Ответил спокойно, но я-то чувствую, что и скорость он теряет и высоту. Воздушный стрелок, конечно, не летчик, но многое в управлении самолетом понимает и, естественно, случись что в воздухе, чувствует себя неприятно. В таких случаях все зависит от летчика, от его выдержки и умения, а стрелок вольно или невольно становится критиком его действий, как правило, объективно, а подчас строит догадки и предположения.
Вот в таком положении очутился и я. Ну, думаю, с другими и не такое бывало, как-нибудь дотянет. И действительно, маскируясь облаками, командир мой идет к линии фронта. И все бы ничего, так надо же, откуда ни возьмись — пара фашистских «мессеров» (так мы называли для краткости «Мессершмитт-109»). Прикрылись они тоже облачностью и подобрались незамеченными. Едва я успел доложить Гарееву, как они уже пошли в атаку, как всегда, с хвоста, и я поспешно схватился за пулемет. Два истребителя против штурмовика, у которого к тому же поврежден мотор, дело не шуточное. Я, конечно, понимал это. А тут еще, как на зло, облака кончились и солнце ярко светит, — значит, прикрыться летчику нечем. Признаться, отругал я тогда крепко дневное светило и нажал на гашетки.

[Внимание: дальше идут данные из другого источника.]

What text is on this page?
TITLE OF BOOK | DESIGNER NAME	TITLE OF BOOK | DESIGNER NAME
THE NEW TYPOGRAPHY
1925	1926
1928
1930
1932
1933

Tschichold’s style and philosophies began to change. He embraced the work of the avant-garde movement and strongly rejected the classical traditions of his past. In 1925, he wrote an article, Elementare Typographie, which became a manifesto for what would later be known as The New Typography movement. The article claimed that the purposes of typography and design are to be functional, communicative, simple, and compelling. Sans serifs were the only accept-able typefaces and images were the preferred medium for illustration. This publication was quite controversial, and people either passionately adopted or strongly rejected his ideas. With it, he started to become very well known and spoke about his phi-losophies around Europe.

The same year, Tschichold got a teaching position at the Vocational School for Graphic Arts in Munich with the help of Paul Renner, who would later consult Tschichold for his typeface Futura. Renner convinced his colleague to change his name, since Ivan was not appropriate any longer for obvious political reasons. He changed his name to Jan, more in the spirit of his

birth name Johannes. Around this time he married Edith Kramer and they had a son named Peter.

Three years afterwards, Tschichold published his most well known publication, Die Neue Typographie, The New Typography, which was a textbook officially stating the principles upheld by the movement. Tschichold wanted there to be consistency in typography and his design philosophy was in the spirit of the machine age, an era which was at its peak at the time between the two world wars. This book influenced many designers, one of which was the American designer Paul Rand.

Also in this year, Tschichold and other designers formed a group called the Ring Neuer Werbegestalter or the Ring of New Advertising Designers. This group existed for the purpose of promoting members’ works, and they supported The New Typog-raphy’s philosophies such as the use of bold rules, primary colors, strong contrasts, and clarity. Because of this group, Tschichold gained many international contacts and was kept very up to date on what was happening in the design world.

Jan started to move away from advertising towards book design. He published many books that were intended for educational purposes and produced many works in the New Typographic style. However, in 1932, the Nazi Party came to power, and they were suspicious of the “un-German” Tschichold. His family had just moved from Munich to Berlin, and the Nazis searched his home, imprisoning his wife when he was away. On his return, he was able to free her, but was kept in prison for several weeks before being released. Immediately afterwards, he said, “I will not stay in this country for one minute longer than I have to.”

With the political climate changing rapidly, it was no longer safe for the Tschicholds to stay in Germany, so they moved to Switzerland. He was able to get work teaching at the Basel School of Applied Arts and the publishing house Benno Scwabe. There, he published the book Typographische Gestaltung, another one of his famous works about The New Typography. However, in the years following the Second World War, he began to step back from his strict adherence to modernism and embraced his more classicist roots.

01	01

На первом заходе фашистские истребители промахнулись. Я увидел, как оба они, отвалив в сторону, взмыли ввысь. Значит, теперь пойдут в атаку сверху.
— Спокойно, Александр! Иду на снижение, бей по ведущему, — услышал я голос Гареева. (Впервые назвал он меня по имени.)
Теперь самолет уже шел на бреющем. Внизу все слилось в сплошное, удивительно ровное серо-зеленое поле, стремительно, с головокружительной быстротой убегавшее назад из-под хвоста. Не раз я слышал о случаях, когда вражеские истребители, атакуя сверху низко идущий самолет, не успевали выйти из пикирования и врезались в землю. «А вдруг и сейчас…» — подумал я, хотя, честно говоря, на такой счастливый исход мало надеялся.
И действительно, из этого ничего не вышло. Враги оказались опытными летчиками и успели вовремя выйти из пике. Я бил по «мессерам» короткими очередями, наверное, довольно меткой потому что на близкую дистанцию гитлеровцы подойти не решались. И все-таки они изрешетили нам хвостовое оперение и, наверное, снова попали в мотор, потому что я услышал голос Гареева, сообщавшего о том, что идет на вынужденную. Мотор хотя и работал с перебоями, но еще тянул. Я наблюдал за воздухом. Ведь противник все еще оставался там, и я был уверен — не отстанет от подбитого беспомощного самолета. Вскоре они снова ринулись на нас сверху. Один впереди, другой чуть сзади сбоку. Их острые щучьи носы озарялись вспышками выстрелов, на какую-то долю секунды ведущий попал ко мне в прицел, и я жал гашетку до тех пор, пока пулемет не замолк. Потом я увидел, что один «мессер» вынесся вперед и с креном пошел набирать высоту. Второго не было. Я поискал глазами и радостно вскрикнул. Этот второй, охваченный пламенем и дымом, врезался в землю… Я стал докладывать Гарееву об успехе, но он не ответил. Только теперь я почувствовал боль в спине и что-то горячее под левой лопаткой. Наш штурмовик с ревом несся уже над самой землей. Вот-вот врежется в землю и все будет кончено. Что же с Гареевым? Может быть, он ранен? Предчувствуя удар об землю, я схватился за бронеплиту, прикрывавшую спину летчика, и прижался к ней, чтобы смягчить силу удара.